It seems like fish oil will cure anything that ails ya’ these days. And in some ways, it can – here’s how it works.
Inflammation, the current health buzzword, is both the cause of many health problems and the result of many health problems, causing more problems. Inflammation is part of the natural healing process, but can get out of whack when we don’t have all the nutrients we need to resolve the process. We get stuck in a kind of emergency state, and the day-to-day operations can falter. Resulting in chronic inflammation.
The types of fats we eat influence our inflammation, because omega-3 fats are necessary for the resolution phase of inflammation, and omega-6 fats are necessary for the start-up phase of inflammation. And we are getting way too many of these omega-6 fats in the form of vegetable oils and processed foods, and way too few of the omega-3 fats, which are found in fatty fish, flax nut/seed oils. So inflammation gets started but not finished, leaving us feeling less than our best and contributing to cardiovascular disease, diabetes, obesity, cancer, etc.
What does this have to do with depression, you ask? Here’s the longish but oh so interesting answer.
Each cell is surrounded by a membrane, made up mostly of fats along with some proteins. This barrier uses the oil and water don’t mix principle to keep cells intact in our watery bodies. The membrane of each cell is not just a fence keeping the inside parts of the cell together – it actively decides what gets let in and out, kind of like those bouncers at the door of a hot new night club. Complex neurotransmitter signals and reactions open the membrane, allowing it to activate transporters which bring in what the cells need. Or not.
Just like every nightclub needs pretty young things to make it cool and hip, our cells need pretty young nutrients to stay in business.
Interestingly, the type of fats we have in the cell membrane also determine its flexibility – saturated fats are not flexible, and too many of them can make cell membranes too stiff. Trans fats make our cell membranes unable to work properly at all, which is why eating them contributes to so many diseases. So, omega-3s are the Justin Timberlake/Katy Perry hotties, while trans fats are the creepy old guys with the hairpiece and polyester suit.
Inflammation causes the cell membranes to become too stiff, so the transporters can’t do their jobs. In the brain, this means that serotonin, and tryptophan (which our bodies use to make serotonin) can’t get into our cells. Serotonin is necessary for mood regulation, and a lack of it contributes to depression.
To bring it around, adding omega-3 fats in the form of fish oils can reduce the inflammation response in the membranes of our brain cells, allowing more serotonin and tryptophan into our brains. Which can lead to a better mood. As my family will tell you, more serotonin is good, especially for Mama. As long as I don’t dance in public.
This is a simplistic explanation of omega-3 fats and inflammation, but it gives you the general idea of what is going on inside our heads.
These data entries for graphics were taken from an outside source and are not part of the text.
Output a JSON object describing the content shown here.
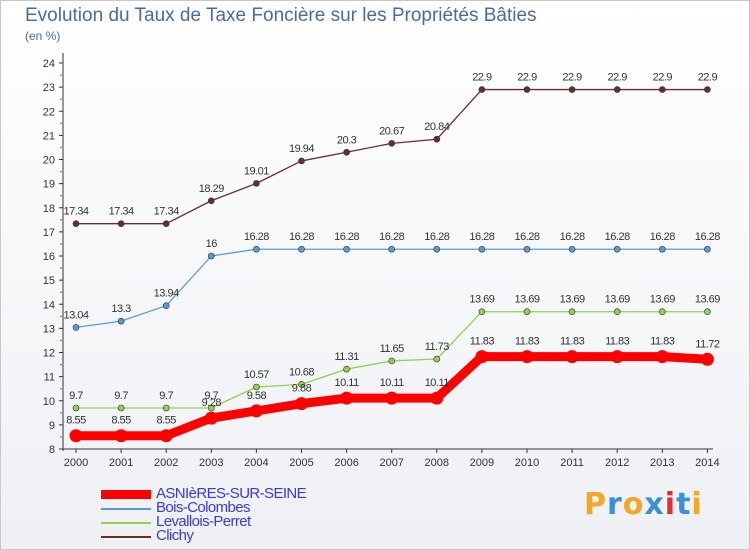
{
  "title": "Evolution du Taux de Taxe Foncière sur les Propriétés Bâties",
  "unit_label": "(en %)",
  "logo": {
    "text": "Proxiti",
    "colors": [
      "#f5a623",
      "#3a8fd8",
      "#f5a623",
      "#3a8fd8",
      "#e03030",
      "#3a8fd8",
      "#f5a623"
    ]
  },
  "chart_data": {
    "type": "line",
    "x": [
      "2000",
      "2001",
      "2002",
      "2003",
      "2004",
      "2005",
      "2006",
      "2007",
      "2008",
      "2009",
      "2010",
      "2011",
      "2012",
      "2013",
      "2014"
    ],
    "ylim": [
      8,
      24
    ],
    "yticks": [
      "8",
      "9",
      "10",
      "11",
      "12",
      "13",
      "14",
      "15",
      "16",
      "17",
      "18",
      "19",
      "20",
      "21",
      "22",
      "23",
      "24"
    ],
    "grid": false,
    "legend_position": "bottom-left",
    "series": [
      {
        "name": "ASNIèRES-SUR-SEINE",
        "color": "#ff0000",
        "highlight": true,
        "values": [
          8.55,
          8.55,
          8.55,
          9.28,
          9.58,
          9.88,
          10.11,
          10.11,
          10.11,
          11.83,
          11.83,
          11.83,
          11.83,
          11.83,
          11.72
        ],
        "labels": [
          "8.55",
          "8.55",
          "8.55",
          "9.28",
          "9.58",
          "9.88",
          "10.11",
          "10.11",
          "10.11",
          "11.83",
          "11.83",
          "11.83",
          "11.83",
          "11.83",
          "11.72"
        ]
      },
      {
        "name": "Bois-Colombes",
        "color": "#5b9bd5",
        "values": [
          13.04,
          13.3,
          13.94,
          16,
          16.28,
          16.28,
          16.28,
          16.28,
          16.28,
          16.28,
          16.28,
          16.28,
          16.28,
          16.28,
          16.28
        ],
        "labels": [
          "13.04",
          "13.3",
          "13.94",
          "16",
          "16.28",
          "16.28",
          "16.28",
          "16.28",
          "16.28",
          "16.28",
          "16.28",
          "16.28",
          "16.28",
          "16.28",
          "16.28"
        ]
      },
      {
        "name": "Levallois-Perret",
        "color": "#92d050",
        "values": [
          9.7,
          9.7,
          9.7,
          9.7,
          10.57,
          10.68,
          11.31,
          11.65,
          11.73,
          13.69,
          13.69,
          13.69,
          13.69,
          13.69,
          13.69
        ],
        "labels": [
          "9.7",
          "9.7",
          "9.7",
          "9.7",
          "10.57",
          "10.68",
          "11.31",
          "11.65",
          "11.73",
          "13.69",
          "13.69",
          "13.69",
          "13.69",
          "13.69",
          "13.69"
        ]
      },
      {
        "name": "Clichy",
        "color": "#6b2c2c",
        "values": [
          17.34,
          17.34,
          17.34,
          18.29,
          19.01,
          19.94,
          20.3,
          20.67,
          20.84,
          22.9,
          22.9,
          22.9,
          22.9,
          22.9,
          22.9
        ],
        "labels": [
          "17.34",
          "17.34",
          "17.34",
          "18.29",
          "19.01",
          "19.94",
          "20.3",
          "20.67",
          "20.84",
          "22.9",
          "22.9",
          "22.9",
          "22.9",
          "22.9",
          "22.9"
        ]
      }
    ]
  }
}
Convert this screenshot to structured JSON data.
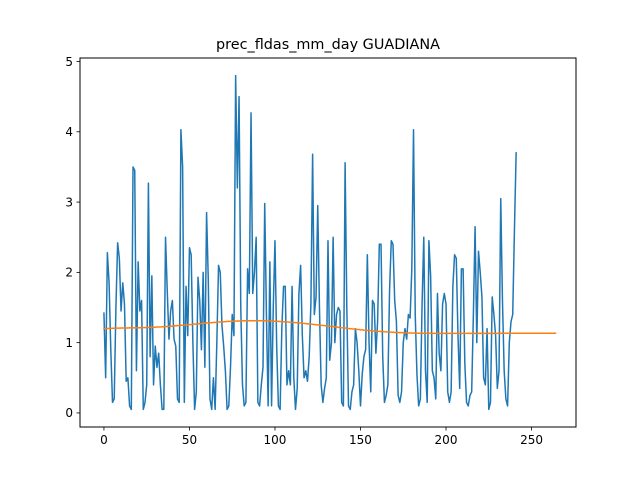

So, like I always say, we take vitamins to make us feel better, and here’s another way those fish oils (or krill oil) can help us feel better. Start with a quality supplement that delivers 1,000 mg/1 gram a day of EPA and DHA (the best omega-3 part of the oils), higher EPA than DHA has been shown to be best for the brain. Of course, if your physician has you on a higher dose, go with that.
How do you know a quality supplement? It will have a USP label and clearly state that the oil has been purified and is free of mercury and other contaminants. And the EPA/DHA amounts will be clearly listed. If they give you fishy burps, keep them in the freezer or take them at night.
So, there you go, more incentive to take those fish oils your doctor recommends. If you eat fatty fish like salmon and mackerel at least 3 times a week, and eat at least an ounce of walnuts and pumpkin seeds every day, you may not need a supplement – just be honest with yourself about what you really eat. This is one case where a little extra doesn’t hurt, and may really help.
Note: This post is for information purposes only – if you are currently being treated for depression or are seeking help for depression please discuss this with your physician. I am not a doctor, just a nutritionist.